Après Oncle Boonmee, voici un nouveau navet oriental sans vraiment de goût, simplement fade et douceâtre. The housemaid, remake d’un classique coréen quasi-intouchable (pour situer, ce serait comme oser refaire, en France, Quai des brumes ou Les enfants du paradis), parle d’une jeune servante employée par une famille bourgeoise, couchant avec monsieur (qui, lui, aime beaucoup la pipe), se faisant engrosser avec plaisir puis subissant les foudres de madame et de sa mère.

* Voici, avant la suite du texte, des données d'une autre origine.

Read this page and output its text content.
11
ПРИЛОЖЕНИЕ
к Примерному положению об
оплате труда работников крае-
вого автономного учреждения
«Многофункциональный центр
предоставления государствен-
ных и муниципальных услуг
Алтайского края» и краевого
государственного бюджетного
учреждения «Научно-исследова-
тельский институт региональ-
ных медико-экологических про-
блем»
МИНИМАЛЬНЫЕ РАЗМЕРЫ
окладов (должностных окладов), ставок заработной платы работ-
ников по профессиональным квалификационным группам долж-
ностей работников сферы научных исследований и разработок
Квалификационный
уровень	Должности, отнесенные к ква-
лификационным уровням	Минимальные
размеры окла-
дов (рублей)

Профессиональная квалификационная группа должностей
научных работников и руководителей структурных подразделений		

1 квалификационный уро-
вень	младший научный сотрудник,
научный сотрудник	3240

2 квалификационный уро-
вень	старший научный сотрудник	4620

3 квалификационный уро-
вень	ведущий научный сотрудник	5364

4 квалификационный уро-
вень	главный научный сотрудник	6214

C’est que la bonne s’enflamme, littéralement ; elle croit pouvoir accéder à quelques miettes de sociabilité, elle s’en mordra simplement les doigts.
D’où peut bien venir ce manque constant d’incarnation, de vibration, de puissance émotionnelle ? Le film se gargarise de froideur, l’image est atone, l’éclairage neutre, et cette parabole diffuse, tuée dans l’œuf, sur le désir féminin, la maternité et le rapport des classes, assomme beaucoup plus que ne subjugue entièrement. Il n’y a pas d’envies, pas de chocs ni d’éclats, le film se tient sur une ligne rigide à sens unique sans jamais vouloir la franchir, sans jamais la tordre à bien. Im Sang-soo cherche à prêter du style et de la profondeur à son film pour pouvoir s’émanciper du lourd héritage de l’œuvre inaugurale, mais peine à figurer les intentions de son intrigue (et de sa mise en scène) par trop d’afféteries qui semblent ne mener à rien.
Plus de perversité et de rythme en aurait fait, à coup sûr, un cauchemar vénéneux, une espèce de thriller mental tordu. Las ! On s’ennuie ferme comme devant un téléfilm étriqué qui se donnerait des airs supérieurs, on compte les gens qui piquent du nez, on s’étire comme on peut, on admire les décors et leur inquiétante étrangeté, rétros modernes avec un je-ne-sais-quoi de cheap et de factice. Avec l’arrivée de la belle-mère en seconde partie, le film s’enlise dans une psychologie facile et creuse, terminant de saper le vague intérêt qu’on pouvait lui accorder.
Les deux dernières scènes, absurdes et superbes, viennent, mais trop tard, brutaliser le tout telle une gifle qu’on n’attendait pas (ou qu’on n’attendait plus). On imagine alors, pris d’un vertige, d’un rêve léger de quelques secondes, Takashi Miike, Park Chan-wook ou même Kim Ki-duk s’emparer d’un tel projet et en faire quelque chose de plus fou, de mille fois plus cinglant que ce tableau figé, glacé, d’où rien ne surgit pendant longtemps sinon le sentiment d’une immense déception.